Alors que le brouillard épais du deuil commence à se lever, je reprends conscience de tout ce qui s'est passé en marge de ma famille et de notre douleur pendant ce temps.

Quand j'ai rappelé ma mère, les mains tremblantes de la certitude qu'il était arrivé quelque chose à ma mamie (s'il y a un message sur mon répondeur, que celui-ci ne contient pas les mots « rien de spécial » mais plutôt « rappelle-moi », il est arrivé quelque chose), je sortais d'un dîner professionnel au cours duquel j'avais longuement discuté de politique de la recherche et de politique tout court avec une prof que j'admire depuis fort longtemps. Elle m'avait claqué la bise en partant.

Le lendemain matin, après à peine quelques heures d'un sommeil torturé, marquait le coup d'envoi d'un événement de neuf jours que je me suis donné un mal de chien pour organiser et qui a fonctionné comme sur des roulettes (grâce notamment aux collègues qui ont admirablement accepté que je me décharge sur eux d'un certain nombre de responsabilités), ce pour quoi j'ai été plus félicitée que je ne le mérite.

J'y ai appris beaucoup de choses, pris des notes qui me sont déjà utiles, eu des échanges riches dont la teneur me revient peu à peu. Un des participants avait un sourire pétillant tout à fait à mon goût et je ne l'ai vraiment réalisé que quelques heures après la clôture, au moment où j'ai enfin remarqué les mots qu'il a choisis pour me dire au revoir.

J'ai eu, l'air de rien, quelques réunions impromptues, des questions de logistique, les projets des élèves, un programme scientifique à établir, autant de questions dont je m'aperçois aujourd'hui, un peu étonnée, que je les ai déjà réglées.

J'ai passé des heures à parler de ma grand-mère, de ma douleur, de mon deuil avec certaines personnes dont je ne me rends compte que maintenant qu'elles se sont aussi beaucoup ouvert à moi en retour.

La confiance au gouvernement, le retour du petit Nicolas, l'actualité politique ou non sont passés largement à la trappe (et il m'est difficile de le regretter maintenant).

France Culture, en me parlant de lait d'épaule et de lait de cœur, m'a enfin permis de comprendre les représentations de la Vierge allaitant d'un sein situé de façon anatomiquement improbable plus près de sa clavicule que de ses côtes, sources d'une profonde perplexité depuis mon adolescence.

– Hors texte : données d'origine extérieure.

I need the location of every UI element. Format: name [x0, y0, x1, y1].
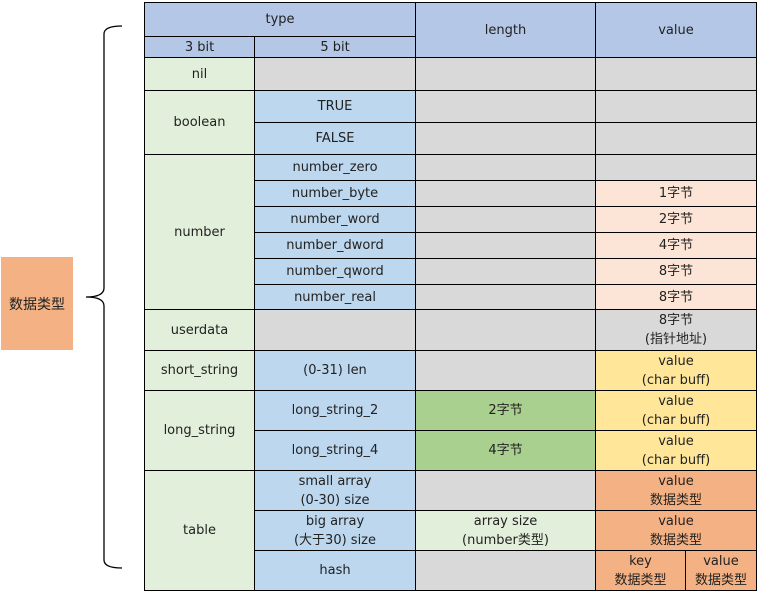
subtype-number-zero: number_zero	[254, 154, 416, 181]
empty-cell	[595, 57, 757, 91]
type-short-string: short_string	[144, 350, 255, 391]
header-type: type	[144, 2, 416, 37]
empty-cell	[595, 90, 757, 123]
value-number-word: 2字节	[595, 206, 757, 233]
value-small-array: value 数据类型	[595, 470, 757, 511]
empty-cell	[254, 309, 416, 351]
subtype-number-real: number_real	[254, 284, 416, 310]
value-number-dword: 4字节	[595, 232, 757, 259]
subtype-short-string-len: (0-31) len	[254, 350, 416, 391]
subtype-number-qword: number_qword	[254, 258, 416, 285]
value-number-real: 8字节	[595, 284, 757, 310]
empty-cell	[415, 232, 596, 259]
header-value: value	[595, 2, 757, 58]
value-short-string: value (char buff)	[595, 350, 757, 391]
empty-cell	[415, 284, 596, 310]
empty-cell	[415, 550, 596, 591]
hash-value: value 数据类型	[685, 550, 757, 591]
empty-cell	[415, 90, 596, 123]
empty-cell	[415, 350, 596, 391]
header-length: length	[415, 2, 596, 58]
subtype-long-string-2: long_string_2	[254, 390, 416, 431]
value-long-string-4: value (char buff)	[595, 430, 757, 471]
hash-key: key 数据类型	[595, 550, 686, 591]
subtype-number-word: number_word	[254, 206, 416, 233]
type-boolean: boolean	[144, 90, 255, 155]
type-long-string: long_string	[144, 390, 255, 471]
value-long-string-2: value (char buff)	[595, 390, 757, 431]
empty-cell	[415, 154, 596, 181]
subtype-big-array: big array (大于30) size	[254, 510, 416, 551]
empty-cell	[415, 180, 596, 207]
length-big-array: array size (number类型)	[415, 510, 596, 551]
type-userdata: userdata	[144, 309, 255, 351]
header-3bit: 3 bit	[144, 36, 255, 58]
subtype-number-dword: number_dword	[254, 232, 416, 259]
empty-cell	[415, 57, 596, 91]
empty-cell	[415, 470, 596, 511]
empty-cell	[595, 122, 757, 155]
subtype-hash: hash	[254, 550, 416, 591]
subtype-small-array: small array (0-30) size	[254, 470, 416, 511]
value-number-byte: 1字节	[595, 180, 757, 207]
subtype-false: FALSE	[254, 122, 416, 155]
empty-cell	[595, 154, 757, 181]
empty-cell	[415, 258, 596, 285]
type-number: number	[144, 154, 255, 310]
header-5bit: 5 bit	[254, 36, 416, 58]
empty-cell	[415, 309, 596, 351]
length-long-string-4: 4字节	[415, 430, 596, 471]
value-userdata: 8字节 (指针地址)	[595, 309, 757, 351]
empty-cell	[415, 206, 596, 233]
length-long-string-2: 2字节	[415, 390, 596, 431]
subtype-long-string-4: long_string_4	[254, 430, 416, 471]
value-big-array: value 数据类型	[595, 510, 757, 551]
subtype-number-byte: number_byte	[254, 180, 416, 207]
subtype-true: TRUE	[254, 90, 416, 123]
type-table: table	[144, 470, 255, 591]
type-nil: nil	[144, 57, 255, 91]
data-type-label: 数据类型	[1, 257, 73, 350]
empty-cell	[415, 122, 596, 155]
empty-cell	[254, 57, 416, 91]
value-number-qword: 8字节	[595, 258, 757, 285]
brace-icon	[85, 25, 123, 569]
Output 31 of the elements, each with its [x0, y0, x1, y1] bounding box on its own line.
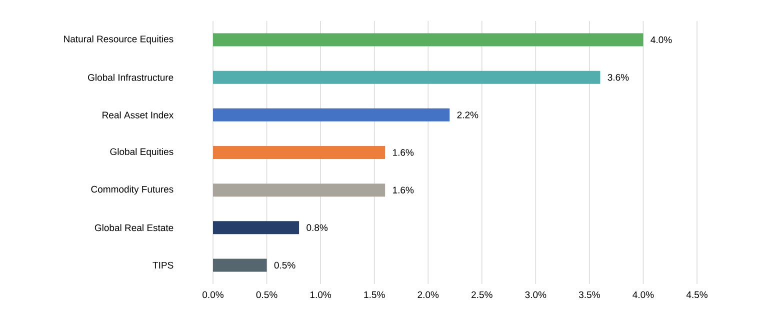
y-tick-label: Global Real Estate [94, 224, 174, 232]
bar [213, 108, 450, 122]
x-tick-label: 2.5% [472, 291, 492, 298]
data-label: 3.6% [608, 74, 629, 81]
x-tick-label: 4.5% [686, 291, 708, 298]
bar [213, 184, 386, 197]
x-tick-label: 0.5% [256, 291, 278, 298]
bar [213, 33, 644, 46]
x-tick-label: 2.0% [418, 291, 439, 298]
x-tick-label: 3.0% [525, 291, 546, 298]
x-tick-label: 0.0% [202, 291, 224, 298]
y-tick-label: Natural Resource Equities [64, 35, 174, 44]
y-tick-label: Real Asset Index [102, 111, 174, 118]
bar [213, 221, 300, 234]
x-tick-label: 1.5% [364, 291, 385, 298]
data-label: 0.8% [306, 224, 328, 232]
data-label: 1.6% [393, 186, 414, 194]
data-label: 1.6% [393, 149, 414, 156]
data-label: 0.5% [274, 262, 296, 269]
data-label: 4.0% [650, 36, 672, 44]
y-tick-label: Global Equities [110, 148, 174, 157]
y-tick-label: Global Infrastructure [88, 74, 174, 81]
y-tick-label: TIPS [152, 262, 174, 269]
x-tick-label: 3.5% [578, 291, 600, 298]
bar [213, 70, 600, 84]
bar [213, 258, 267, 272]
y-tick-label: Commodity Futures [91, 186, 174, 194]
x-tick-label: 1.0% [310, 291, 332, 298]
data-label: 2.2% [457, 112, 478, 118]
x-tick-label: 4.0% [632, 291, 654, 298]
bar [213, 146, 386, 159]
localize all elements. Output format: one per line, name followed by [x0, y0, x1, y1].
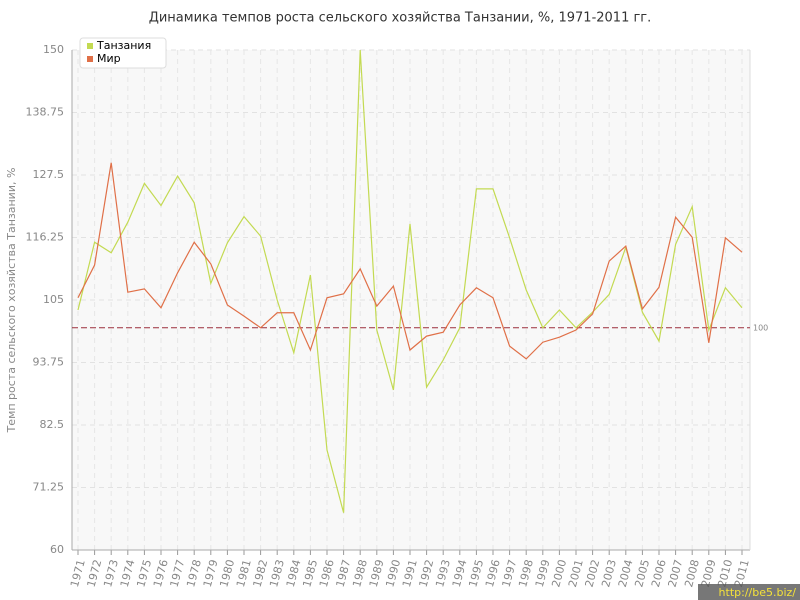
legend-swatch — [87, 56, 93, 62]
y-tick-label: 82.5 — [40, 418, 65, 431]
y-tick-label: 150 — [43, 43, 64, 56]
y-tick-label: 116.25 — [26, 231, 65, 244]
legend-box — [79, 37, 167, 69]
reference-label: 100 — [753, 323, 768, 332]
watermark: http://be5.biz/ — [719, 586, 797, 599]
y-tick-label: 93.75 — [33, 356, 65, 369]
watermark-bg — [698, 584, 800, 600]
legend-label: Танзания — [96, 39, 151, 52]
legend-swatch — [87, 43, 93, 49]
y-axis-label: Темп роста сельского хозяйства Танзании,… — [5, 168, 18, 434]
y-tick-label: 60 — [50, 543, 64, 556]
y-tick-label: 138.75 — [26, 106, 65, 119]
line-series — [77, 162, 743, 360]
y-tick-label: 127.5 — [33, 168, 65, 181]
chart-title: Динамика темпов роста сельского хозяйств… — [149, 11, 652, 26]
y-tick-label: 71.25 — [33, 481, 65, 494]
y-tick-label: 105 — [43, 293, 64, 306]
legend-label: Мир — [97, 52, 121, 65]
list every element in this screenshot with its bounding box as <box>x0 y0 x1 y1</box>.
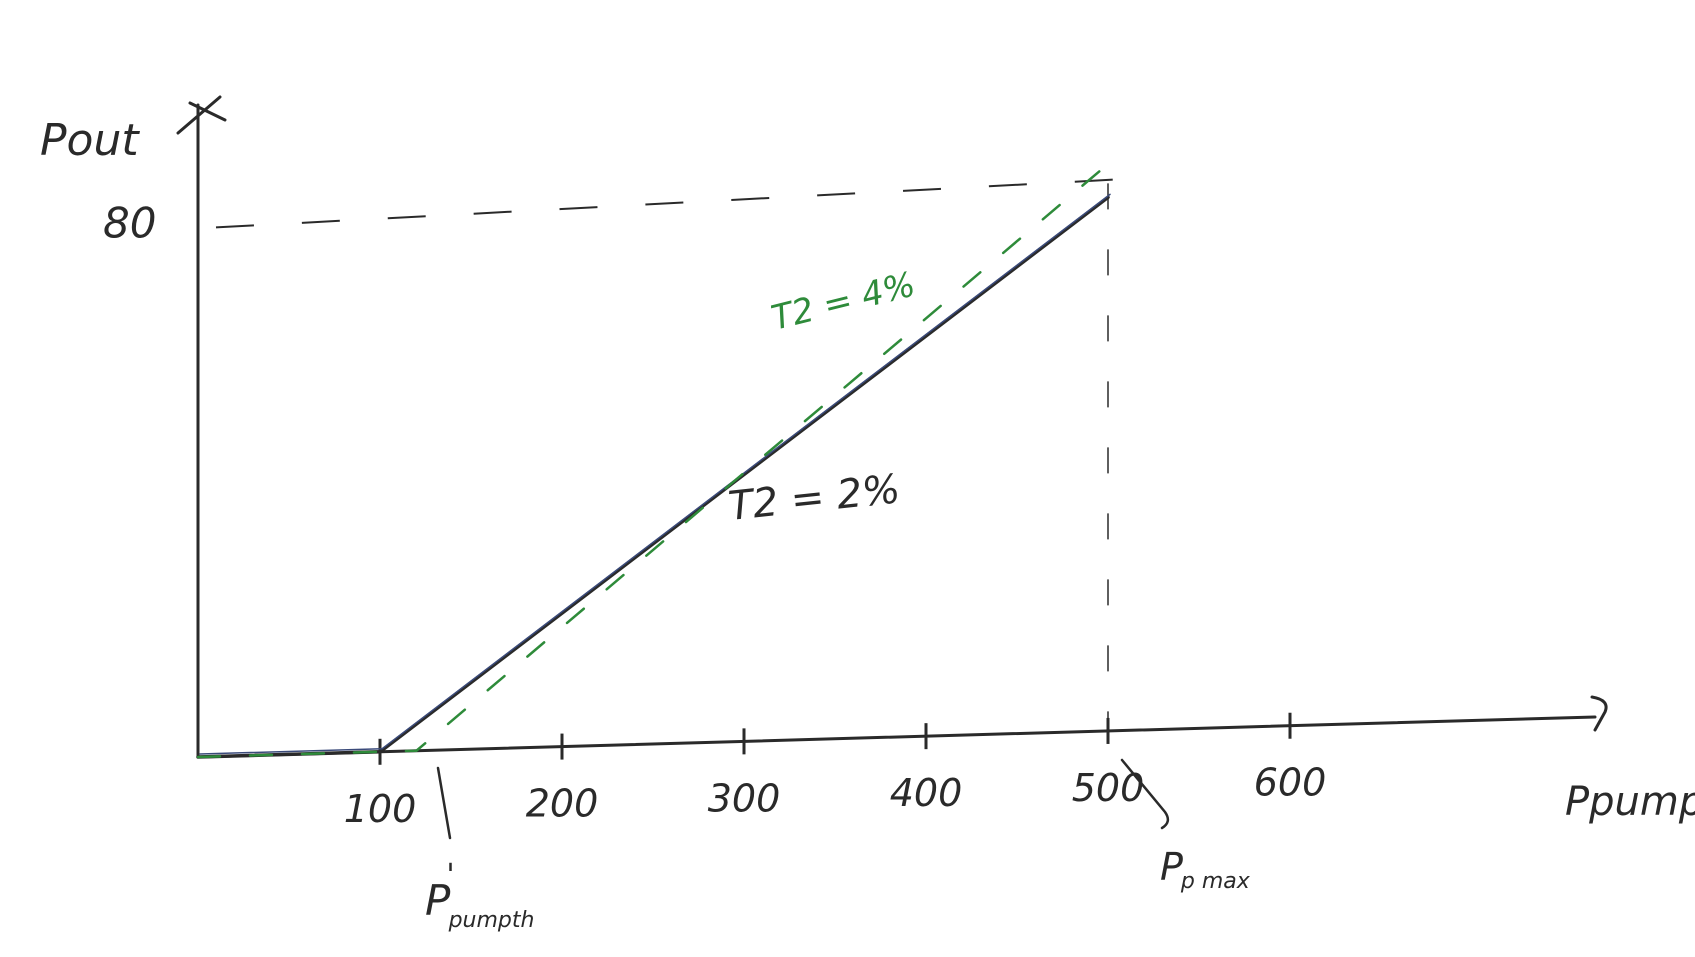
max-main: P <box>1160 845 1183 889</box>
reference-line-horizontal <box>215 178 1119 229</box>
x-axis-arrow-icon <box>1590 695 1608 732</box>
x-axis-label: Ppump <box>1565 779 1695 825</box>
threshold-prime: ' <box>446 858 454 893</box>
y-tick-labels: 80 <box>103 198 156 247</box>
x-tick-label-600: 600 <box>1254 761 1327 805</box>
y-tick-label-80: 80 <box>103 198 156 247</box>
y-axis-label: Pout <box>40 115 140 166</box>
x-tick-label-400: 400 <box>890 771 963 815</box>
max-pointer <box>1120 758 1170 830</box>
threshold-pointer <box>436 766 452 840</box>
series-line-0-stroke2 <box>199 193 1111 755</box>
threshold-label: P' pumpth <box>425 858 534 933</box>
y-axis-arrow-icon <box>176 95 227 135</box>
series-label-t2-2: T2 = 2% <box>726 466 902 530</box>
series-label-t2-4: T2 = 4% <box>768 264 920 338</box>
series-layer <box>196 162 1111 759</box>
x-tick-label-200: 200 <box>526 782 599 826</box>
series-line-1 <box>196 162 1110 759</box>
max-sub: p max <box>1180 869 1251 894</box>
threshold-main: P <box>425 876 451 925</box>
x-tick-labels: 100 200 300 400 500 600 <box>344 761 1327 831</box>
max-label: Pp max <box>1160 845 1251 894</box>
threshold-sub: pumpth <box>448 908 535 933</box>
x-axis <box>196 715 1597 759</box>
x-tick-label-300: 300 <box>708 776 781 820</box>
x-tick-label-100: 100 <box>344 787 417 831</box>
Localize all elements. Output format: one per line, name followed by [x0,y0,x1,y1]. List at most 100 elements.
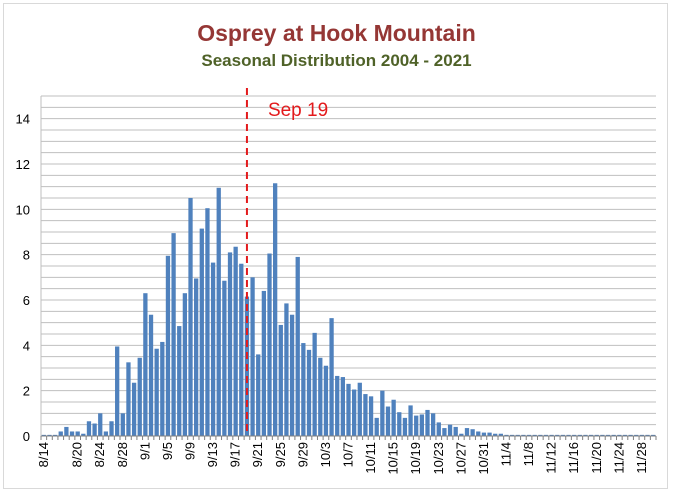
bar [583,434,588,436]
x-tick-label: 11/20 [589,442,604,474]
bar [81,433,86,436]
gridlines [41,95,656,426]
y-tick-label: 8 [23,248,30,263]
x-tick-label: 11/8 [521,442,536,466]
bar [481,432,487,436]
bar [622,434,628,436]
bar [273,183,278,436]
bar [453,426,458,436]
bar [408,405,413,436]
bar [58,431,63,436]
bar [555,434,560,436]
bar [210,262,216,436]
bar [476,431,481,436]
x-tick-label: 9/17 [228,442,243,467]
x-tick-label: 10/27 [453,442,468,475]
bar [419,414,424,436]
bar [227,252,233,436]
bar [205,208,210,436]
bar [216,187,221,436]
bar [182,293,188,436]
axes: 0 2 4 6 8 10 12 14 8/14 8/20 8/24 8/28 9/1 9/5 9/9 9/13… [16,96,657,475]
x-tick-label: 9/25 [273,442,288,467]
x-tick-label: 9/21 [250,442,265,467]
bar [459,433,464,436]
bar [318,357,323,436]
bar [351,389,357,436]
bar [335,375,340,436]
bar [131,382,137,436]
y-tick-label: 14 [16,112,30,127]
y-tick-label: 12 [16,157,30,172]
bar [261,290,267,436]
x-tick-label: 11/12 [544,442,559,474]
bar [188,198,193,436]
bar [69,431,75,436]
bar [380,390,385,436]
x-tick-label: 11/4 [498,442,513,466]
y-tick-label: 0 [23,429,30,444]
bar [549,434,554,436]
bar [154,348,159,436]
bar [64,426,69,436]
bar [267,253,272,436]
bar [532,434,537,436]
bar [171,233,176,436]
bar [137,357,142,436]
bar [645,434,650,436]
bar [177,326,182,436]
bar [92,423,97,436]
bar [160,341,165,436]
x-tick-label: 10/23 [431,442,446,475]
x-tick-label: 11/24 [611,442,626,474]
bar [75,431,80,436]
bar [222,280,227,436]
x-tick-label: 8/28 [115,442,130,467]
bar [323,365,329,436]
bar [504,434,509,436]
bar [239,263,244,436]
chart-subtitle: Seasonal Distribution 2004 - 2021 [201,51,472,70]
bar [588,434,594,436]
bar [414,415,419,436]
bar [233,246,238,436]
bar [194,278,199,436]
bar [634,434,639,436]
bar [256,354,261,436]
bar [515,434,520,436]
x-tick-label: 10/15 [386,442,401,475]
bar [577,434,582,436]
x-tick-label: 10/7 [341,442,356,467]
bar [526,434,532,436]
x-tick-label: 10/31 [476,442,491,475]
y-tick-label: 6 [23,293,30,308]
bar [543,434,549,436]
x-tick-label: 9/29 [295,442,310,467]
bar [605,434,611,436]
bar [301,343,306,436]
bar [368,396,374,436]
y-tick-label: 4 [23,338,30,353]
bar [498,433,503,436]
bar [109,421,114,436]
bar [165,255,171,436]
x-tick-label: 8/20 [70,442,85,467]
bar [250,277,255,436]
chart-title: Osprey at Hook Mountain [197,20,476,46]
bar [572,434,577,436]
bar [447,424,453,436]
bar [346,383,351,436]
bar [628,434,633,436]
annotation-label: Sep 19 [268,100,328,121]
bar [47,434,52,436]
bar [385,406,391,436]
bar [639,434,645,436]
bar [115,346,120,436]
x-tick-label: 10/19 [408,442,423,475]
annotations: Sep 19 [245,88,328,436]
bar [436,422,441,436]
bar [143,293,148,436]
bar [98,413,103,436]
x-tick-label: 11/28 [634,442,649,474]
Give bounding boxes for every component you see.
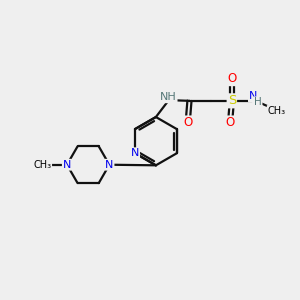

Une amie a démissionné tellement son employeur lui était devenu insoutenable. Fort heureusement pour elle, son horizon professionnel s'est de nouveau dégagé avant que je n'aie eu le temps d'examiner de près l'information. Un ami a retrouvé ses papiers d'identités égarés (dans un canal. L'alcool, c'est mal). Un autre a fait son coming-out auprès de sa famille (ça s'est bien passé). Il y a eu des anniversaires. Des enfants qui grandissent. Des gastros. Des avions en grève.

Ce monde qui continue de tourner, ce qui rend parfois la douleur encore plus vivace, est aussi ce qui permet de faire son deuil. Life goes on.